This study focuses on optimizing the precision investment casting process for ductile iron protective components used in oil drilling machinery. These components, characterized by their hollow cylindrical geometry with asymmetric slots and threaded grooves, require defect-free surfaces and internal structures to ensure operational reliability. Through numerical simulations and experimental validation, we address critical challenges such as shrinkage porosity and gas entrapment during casting.
1. Component Geometry and Material Properties
The protective component features a cylindrical structure with 8 through-holes and external thread grooves. Key dimensions include:
| Parameter | Value |
|---|---|
| Outer diameter | 148.49 mm |
| Height | 71.1 mm |
| Wall thickness | 20 mm |
The QT600-3 ductile iron material exhibits the following properties:
$$T_{\text{liquidus}} = 1,\!194^\circ \text{C},\ T_{\text{solidus}} = 1,\!129^\circ \text{C}$$
$$\rho = 7,\!300\ \text{kg/m}^3,\ \sigma_b \geq 600\ \text{MPa}$$
2. Precision Investment Casting Process Design
The initial gating system employed a cluster configuration with four components per mold. The filling velocity was calculated using the Kalgin equation:
$$v_{\text{fill}} = \frac{h}{\delta \sqrt{T}} \times 10^{-2}$$
Where:
- $h$ = component height (71.1 mm)
- $\delta$ = wall thickness (20 mm)
- $T$ = pouring temperature (1,300°C)
This yielded an initial filling velocity of 0.458 m/s. Process parameters included:
| Parameter | Value |
|---|---|
| Shell thickness | 6 mm (6 layers) |
| Shell preheat | 900°C |
| Cooling method | Natural convection |
3. Numerical Simulation and Defect Analysis
ProCAST simulations revealed critical solidification patterns:
| Time (s) | Solid Fraction (%) |
|---|---|
| 944 | 10-20 |
| 1,774 | 80-90 |
| 2,704 | 100 |
The original gating system produced unacceptable shrinkage porosity (13.26%), primarily at gate-component junctions due to premature solidification blocking feeding paths.

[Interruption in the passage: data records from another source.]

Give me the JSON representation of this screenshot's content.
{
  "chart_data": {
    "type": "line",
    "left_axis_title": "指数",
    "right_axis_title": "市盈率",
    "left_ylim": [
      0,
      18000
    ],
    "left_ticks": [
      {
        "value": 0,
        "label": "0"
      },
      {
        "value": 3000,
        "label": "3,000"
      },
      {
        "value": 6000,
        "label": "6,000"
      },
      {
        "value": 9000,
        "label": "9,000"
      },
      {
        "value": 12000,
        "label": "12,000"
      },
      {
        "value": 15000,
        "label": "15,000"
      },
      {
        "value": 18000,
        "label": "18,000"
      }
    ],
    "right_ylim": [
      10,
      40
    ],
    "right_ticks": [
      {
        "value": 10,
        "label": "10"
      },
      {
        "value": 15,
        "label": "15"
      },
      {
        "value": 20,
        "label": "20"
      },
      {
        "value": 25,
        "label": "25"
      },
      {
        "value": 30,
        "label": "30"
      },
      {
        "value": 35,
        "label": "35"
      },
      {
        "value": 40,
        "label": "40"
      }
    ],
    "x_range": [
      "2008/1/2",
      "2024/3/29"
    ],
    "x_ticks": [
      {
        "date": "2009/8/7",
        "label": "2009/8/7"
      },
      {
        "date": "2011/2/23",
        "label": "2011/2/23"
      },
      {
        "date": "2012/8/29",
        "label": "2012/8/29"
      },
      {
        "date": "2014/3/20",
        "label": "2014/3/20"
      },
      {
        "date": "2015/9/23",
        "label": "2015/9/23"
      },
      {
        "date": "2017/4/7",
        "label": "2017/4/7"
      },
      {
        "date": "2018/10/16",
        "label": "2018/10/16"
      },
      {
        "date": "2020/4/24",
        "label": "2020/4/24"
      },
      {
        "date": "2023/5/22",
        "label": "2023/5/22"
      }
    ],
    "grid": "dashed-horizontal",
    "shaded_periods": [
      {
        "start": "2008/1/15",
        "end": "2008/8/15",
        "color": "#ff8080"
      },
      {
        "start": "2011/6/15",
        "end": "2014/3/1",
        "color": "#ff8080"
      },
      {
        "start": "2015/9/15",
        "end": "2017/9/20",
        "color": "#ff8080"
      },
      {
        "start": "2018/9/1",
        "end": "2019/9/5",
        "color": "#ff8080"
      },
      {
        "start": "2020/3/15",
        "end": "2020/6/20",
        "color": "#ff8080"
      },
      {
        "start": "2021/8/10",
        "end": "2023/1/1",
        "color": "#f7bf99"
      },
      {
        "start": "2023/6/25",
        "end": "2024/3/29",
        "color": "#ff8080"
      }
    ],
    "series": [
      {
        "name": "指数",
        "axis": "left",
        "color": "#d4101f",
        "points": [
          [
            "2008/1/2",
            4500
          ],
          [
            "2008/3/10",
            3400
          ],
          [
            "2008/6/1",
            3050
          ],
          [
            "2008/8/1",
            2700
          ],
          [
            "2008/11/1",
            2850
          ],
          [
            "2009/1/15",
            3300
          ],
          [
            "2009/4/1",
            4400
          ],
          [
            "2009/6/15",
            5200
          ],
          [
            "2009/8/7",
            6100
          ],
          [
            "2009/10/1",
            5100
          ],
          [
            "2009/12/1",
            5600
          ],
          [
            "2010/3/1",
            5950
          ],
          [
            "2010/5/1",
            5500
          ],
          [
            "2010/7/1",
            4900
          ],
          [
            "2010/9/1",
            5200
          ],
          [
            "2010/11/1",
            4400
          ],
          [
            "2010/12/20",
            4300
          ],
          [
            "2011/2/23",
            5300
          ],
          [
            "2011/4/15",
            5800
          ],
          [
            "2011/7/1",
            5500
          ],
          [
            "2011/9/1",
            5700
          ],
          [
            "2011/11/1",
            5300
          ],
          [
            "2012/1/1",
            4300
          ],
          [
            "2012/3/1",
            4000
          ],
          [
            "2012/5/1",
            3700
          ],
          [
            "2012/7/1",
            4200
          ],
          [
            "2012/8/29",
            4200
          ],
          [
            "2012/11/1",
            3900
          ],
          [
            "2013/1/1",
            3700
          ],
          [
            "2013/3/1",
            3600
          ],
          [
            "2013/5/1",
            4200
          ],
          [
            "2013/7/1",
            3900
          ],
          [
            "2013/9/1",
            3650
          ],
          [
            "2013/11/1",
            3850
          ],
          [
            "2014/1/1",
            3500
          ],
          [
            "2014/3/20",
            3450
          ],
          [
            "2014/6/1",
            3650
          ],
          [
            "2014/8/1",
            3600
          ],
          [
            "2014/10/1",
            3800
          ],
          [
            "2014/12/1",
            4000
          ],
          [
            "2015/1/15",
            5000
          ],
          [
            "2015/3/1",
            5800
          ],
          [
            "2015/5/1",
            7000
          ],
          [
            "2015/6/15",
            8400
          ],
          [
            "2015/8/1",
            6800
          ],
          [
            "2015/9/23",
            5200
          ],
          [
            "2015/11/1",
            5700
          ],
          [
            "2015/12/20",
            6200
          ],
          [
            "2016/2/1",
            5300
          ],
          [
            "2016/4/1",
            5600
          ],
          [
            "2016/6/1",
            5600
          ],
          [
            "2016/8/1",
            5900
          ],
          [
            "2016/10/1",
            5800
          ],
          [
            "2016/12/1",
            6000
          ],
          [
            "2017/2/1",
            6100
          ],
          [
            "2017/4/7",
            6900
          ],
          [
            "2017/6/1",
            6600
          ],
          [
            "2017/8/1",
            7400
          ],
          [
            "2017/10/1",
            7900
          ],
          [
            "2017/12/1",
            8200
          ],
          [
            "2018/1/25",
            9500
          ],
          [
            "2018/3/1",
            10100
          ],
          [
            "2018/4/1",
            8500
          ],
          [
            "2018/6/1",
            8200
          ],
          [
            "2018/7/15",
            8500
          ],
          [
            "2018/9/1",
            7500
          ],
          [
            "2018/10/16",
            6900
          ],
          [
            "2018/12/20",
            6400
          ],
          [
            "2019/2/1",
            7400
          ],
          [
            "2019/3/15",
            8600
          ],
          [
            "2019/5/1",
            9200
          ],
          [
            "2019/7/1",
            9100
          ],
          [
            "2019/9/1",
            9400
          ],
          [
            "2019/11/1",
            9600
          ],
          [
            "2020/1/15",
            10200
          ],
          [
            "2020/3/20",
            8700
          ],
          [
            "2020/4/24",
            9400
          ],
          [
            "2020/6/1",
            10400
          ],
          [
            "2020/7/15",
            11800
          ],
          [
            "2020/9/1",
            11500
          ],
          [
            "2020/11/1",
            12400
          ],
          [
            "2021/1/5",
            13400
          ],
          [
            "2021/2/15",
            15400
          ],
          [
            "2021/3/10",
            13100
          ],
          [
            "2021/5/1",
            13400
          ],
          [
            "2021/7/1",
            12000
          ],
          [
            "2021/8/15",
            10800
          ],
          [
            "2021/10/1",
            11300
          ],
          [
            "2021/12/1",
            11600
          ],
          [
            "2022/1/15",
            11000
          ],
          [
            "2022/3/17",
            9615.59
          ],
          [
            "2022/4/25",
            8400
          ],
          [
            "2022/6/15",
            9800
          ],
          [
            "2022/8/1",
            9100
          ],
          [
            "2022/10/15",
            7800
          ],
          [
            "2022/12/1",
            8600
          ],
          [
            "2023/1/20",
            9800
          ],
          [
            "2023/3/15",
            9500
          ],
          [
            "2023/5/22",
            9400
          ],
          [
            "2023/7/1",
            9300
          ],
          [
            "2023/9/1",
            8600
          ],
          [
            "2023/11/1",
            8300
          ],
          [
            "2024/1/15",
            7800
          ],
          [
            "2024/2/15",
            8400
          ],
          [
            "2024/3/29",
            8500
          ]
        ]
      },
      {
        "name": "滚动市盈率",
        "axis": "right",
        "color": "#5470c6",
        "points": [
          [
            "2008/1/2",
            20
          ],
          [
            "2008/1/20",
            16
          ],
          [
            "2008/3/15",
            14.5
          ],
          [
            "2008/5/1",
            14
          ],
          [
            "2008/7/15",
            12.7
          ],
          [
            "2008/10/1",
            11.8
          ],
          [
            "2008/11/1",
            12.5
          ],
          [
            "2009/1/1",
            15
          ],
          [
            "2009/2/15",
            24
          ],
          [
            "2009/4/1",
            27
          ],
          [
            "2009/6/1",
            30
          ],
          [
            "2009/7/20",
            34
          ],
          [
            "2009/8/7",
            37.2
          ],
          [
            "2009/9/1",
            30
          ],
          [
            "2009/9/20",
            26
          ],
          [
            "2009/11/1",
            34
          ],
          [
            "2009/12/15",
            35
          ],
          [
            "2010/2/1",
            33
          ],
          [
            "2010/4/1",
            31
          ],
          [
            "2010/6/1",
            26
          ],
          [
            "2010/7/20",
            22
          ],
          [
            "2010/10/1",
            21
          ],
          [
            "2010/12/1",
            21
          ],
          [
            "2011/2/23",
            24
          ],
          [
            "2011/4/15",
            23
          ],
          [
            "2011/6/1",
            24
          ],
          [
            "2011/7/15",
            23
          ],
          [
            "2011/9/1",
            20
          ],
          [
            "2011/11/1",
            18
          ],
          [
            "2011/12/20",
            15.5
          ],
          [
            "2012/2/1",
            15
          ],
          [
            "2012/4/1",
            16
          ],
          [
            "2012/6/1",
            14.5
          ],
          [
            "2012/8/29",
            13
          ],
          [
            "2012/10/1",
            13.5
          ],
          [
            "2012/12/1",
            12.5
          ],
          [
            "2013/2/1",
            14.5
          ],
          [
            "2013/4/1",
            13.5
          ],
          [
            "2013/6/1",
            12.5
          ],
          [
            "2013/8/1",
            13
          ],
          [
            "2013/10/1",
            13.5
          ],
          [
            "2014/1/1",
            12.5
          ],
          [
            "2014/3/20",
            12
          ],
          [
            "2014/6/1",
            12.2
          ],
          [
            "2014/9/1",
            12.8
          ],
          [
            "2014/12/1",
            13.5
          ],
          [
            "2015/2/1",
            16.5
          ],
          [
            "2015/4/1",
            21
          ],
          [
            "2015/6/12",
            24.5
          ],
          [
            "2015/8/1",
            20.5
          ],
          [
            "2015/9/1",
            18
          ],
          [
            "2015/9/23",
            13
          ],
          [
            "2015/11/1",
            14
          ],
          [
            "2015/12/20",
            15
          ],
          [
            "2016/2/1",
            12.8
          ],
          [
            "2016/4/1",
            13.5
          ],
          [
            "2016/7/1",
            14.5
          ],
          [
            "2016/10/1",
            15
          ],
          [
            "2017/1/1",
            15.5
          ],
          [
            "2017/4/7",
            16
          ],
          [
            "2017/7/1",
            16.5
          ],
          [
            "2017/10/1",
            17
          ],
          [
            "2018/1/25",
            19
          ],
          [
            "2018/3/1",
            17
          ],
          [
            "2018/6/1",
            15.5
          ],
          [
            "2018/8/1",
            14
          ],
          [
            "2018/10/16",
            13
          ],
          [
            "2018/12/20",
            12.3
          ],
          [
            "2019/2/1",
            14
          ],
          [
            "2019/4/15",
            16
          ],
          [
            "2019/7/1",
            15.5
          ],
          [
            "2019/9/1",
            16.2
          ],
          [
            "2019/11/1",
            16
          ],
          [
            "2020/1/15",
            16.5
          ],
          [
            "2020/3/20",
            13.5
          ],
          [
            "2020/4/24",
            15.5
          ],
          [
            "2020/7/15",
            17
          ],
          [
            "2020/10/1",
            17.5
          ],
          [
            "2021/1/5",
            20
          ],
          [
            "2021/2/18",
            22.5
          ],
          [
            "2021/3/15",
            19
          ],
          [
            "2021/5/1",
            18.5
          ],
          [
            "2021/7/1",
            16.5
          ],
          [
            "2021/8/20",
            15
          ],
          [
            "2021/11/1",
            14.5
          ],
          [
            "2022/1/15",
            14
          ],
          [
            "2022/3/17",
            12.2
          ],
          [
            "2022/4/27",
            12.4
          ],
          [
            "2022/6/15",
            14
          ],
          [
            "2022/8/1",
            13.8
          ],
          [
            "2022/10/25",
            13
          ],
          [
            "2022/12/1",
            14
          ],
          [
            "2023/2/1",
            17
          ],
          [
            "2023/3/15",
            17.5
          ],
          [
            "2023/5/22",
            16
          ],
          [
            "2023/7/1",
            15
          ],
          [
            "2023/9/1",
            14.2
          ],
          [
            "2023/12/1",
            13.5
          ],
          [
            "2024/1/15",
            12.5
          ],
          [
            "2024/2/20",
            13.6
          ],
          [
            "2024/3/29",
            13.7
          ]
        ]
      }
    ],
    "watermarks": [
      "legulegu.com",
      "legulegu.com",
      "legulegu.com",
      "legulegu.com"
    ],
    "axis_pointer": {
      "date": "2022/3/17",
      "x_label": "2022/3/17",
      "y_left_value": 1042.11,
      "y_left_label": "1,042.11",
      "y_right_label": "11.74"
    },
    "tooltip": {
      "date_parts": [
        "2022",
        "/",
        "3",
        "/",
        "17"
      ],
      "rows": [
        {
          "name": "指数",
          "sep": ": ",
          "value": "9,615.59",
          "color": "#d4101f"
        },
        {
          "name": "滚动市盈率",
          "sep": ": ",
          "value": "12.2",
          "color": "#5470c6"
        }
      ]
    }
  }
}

4. Process Optimization Strategies
Modified gating systems were evaluated:
| Design | Shrinkage Rate (%) |
|---|---|
| Original | 13.26 |
| Side-gated (a) | 6.90 |
| Radial-gated (b) | 1.37 |
Orthogonal testing optimized critical parameters:
| Factor | Level 1 | Level 2 | Level 3 |
|---|---|---|---|
| A: Pouring temp. (°C) | 1,250 | 1,280 | 1,300 |
| B: Fill speed (m/s) | 0.450 | 0.455 | 0.460 |
| C: Shell preheat (°C) | 800 | 900 | 1,000 |
The optimal combination (A3B3C1) demonstrated:
$$\text{Shrinkage}_{\text{min}} = 1.321\%\ \text{at}\ 1,\!300^\circ \text{C},\ 0.460\ \text{m/s},\ 800^\circ \text{C}$$
5. Thermal Dynamics in Precision Investment Casting
The heat transfer coefficient matrix significantly impacts solidification:
| Interface | h (W/m²K) |
|---|---|
| Shell-component | 1,000 |
| Component-air | 1,000 |
| Shell-air | 50 |
The thermal gradient during solidification follows:
$$\nabla T = \frac{q”}{k} = \frac{h(T_{\text{melt}} – T_{\text{shell}})}{k}$$
Where $q”$ is heat flux and $k$ is thermal conductivity of the ceramic shell.
6. Production Validation
Implementing the optimized precision investment casting parameters reduced defect rates by 89.6% compared to initial conditions. Actual castings showed complete elimination of macro-shrinkage in critical sections, with microporosity levels within acceptable limits (ASTM E505 Level 2).
7. Conclusion
This study demonstrates that precision investment casting of ductile iron components requires:
- Radial feeding systems to maintain thermal gradients
- Controlled shell preheating below 800°C
- High-velocity filling (0.46 m/s) with superheating to 1,300°C
The methodology establishes a framework for optimizing complex precision investment casting processes through integrated simulation and statistical experimental design.